On Aug 16, 2009, at 11:02 PM, Ralph Castain wrote:
> I think the problem here, Eugene, is that performance benchmarks are
> far from the typical application. We have repeatedly seen this -
> optimizing for benchmarks frequently makes applications run less
> efficiently. So I concur with Chris on this one - let's not go -too-
> benchmark happy and hurt the regular users.
FWIW, I've seen processor binding help real user codes, too. Indeed,
on a system where an MPI job has exclusive use of the node, how does
binding hurt you?
On nodes where multiple MPI jobs are running, if a resource manager is
being used, then we should be obeying what they have specified for
each job to use.
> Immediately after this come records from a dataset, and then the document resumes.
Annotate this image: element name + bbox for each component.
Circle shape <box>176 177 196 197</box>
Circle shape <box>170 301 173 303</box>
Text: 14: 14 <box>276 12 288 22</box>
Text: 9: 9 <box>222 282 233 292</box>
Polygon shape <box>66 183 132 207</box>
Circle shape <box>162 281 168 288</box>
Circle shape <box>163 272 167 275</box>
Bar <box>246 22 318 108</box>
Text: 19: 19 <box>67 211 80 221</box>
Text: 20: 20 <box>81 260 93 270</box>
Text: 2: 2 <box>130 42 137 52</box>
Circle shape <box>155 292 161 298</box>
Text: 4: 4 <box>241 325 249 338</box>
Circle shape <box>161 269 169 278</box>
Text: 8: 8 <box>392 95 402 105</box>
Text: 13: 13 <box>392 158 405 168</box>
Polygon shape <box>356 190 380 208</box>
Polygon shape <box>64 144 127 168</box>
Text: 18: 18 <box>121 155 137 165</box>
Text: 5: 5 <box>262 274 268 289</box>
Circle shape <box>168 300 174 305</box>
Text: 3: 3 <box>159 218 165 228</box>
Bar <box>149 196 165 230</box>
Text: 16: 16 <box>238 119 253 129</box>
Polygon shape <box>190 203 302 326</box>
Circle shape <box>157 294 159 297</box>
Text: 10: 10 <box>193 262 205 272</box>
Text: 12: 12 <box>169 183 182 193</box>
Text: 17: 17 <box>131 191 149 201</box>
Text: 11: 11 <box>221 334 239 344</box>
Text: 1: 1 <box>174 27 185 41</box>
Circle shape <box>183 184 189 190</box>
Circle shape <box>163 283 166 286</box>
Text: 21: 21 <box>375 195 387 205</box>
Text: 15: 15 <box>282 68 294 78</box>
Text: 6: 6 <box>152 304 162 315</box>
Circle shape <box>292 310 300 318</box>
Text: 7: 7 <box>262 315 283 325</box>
We need a bit more work in that direction to make
that work, but it's very do-able.
When resource managers are not used and multiple MPI jobs share the
same node, then OMPI has to coordinate amongst its jobs to not
oversubscribe cores (when possible). As Ralph indicated in a later
mail, we still need some work in this area, too.
> Here at LANL, binding to-socket instead of to-core hurts performance
> by ~5-10%, depending on the specific application. Of course, either
> binding method is superior to no binding at all...
This is probably not too surprising (i.e., allowing the OS to move
jobs around between cores on a socket can probably involve a little
cache thrashing, resulting in that 5-10% loss). I'm hand-waving here,
and I have not tried this myself, but it's not too surprising of a
result to me. It's also not too surprising that others don't see this
effect at all (e.g., Sun didn't see any difference in bind-to-core vs.
bind-to-socket) when they ran their tests. YMMV.
I'd actually be in favor of a by-core binding (not by-socket), but
spreading the processes out round robin by socket, not by core. All
of this would be the *default* behavior, of course -- command line
params/MCA params will be provided to change to whatever pattern is
> UNLESS you have a threaded application, in which case -any- binding
> can be highly detrimental to performance.
I'm not quite sure I understand this statement. Binding is not
inherently contrary to multi-threaded applications.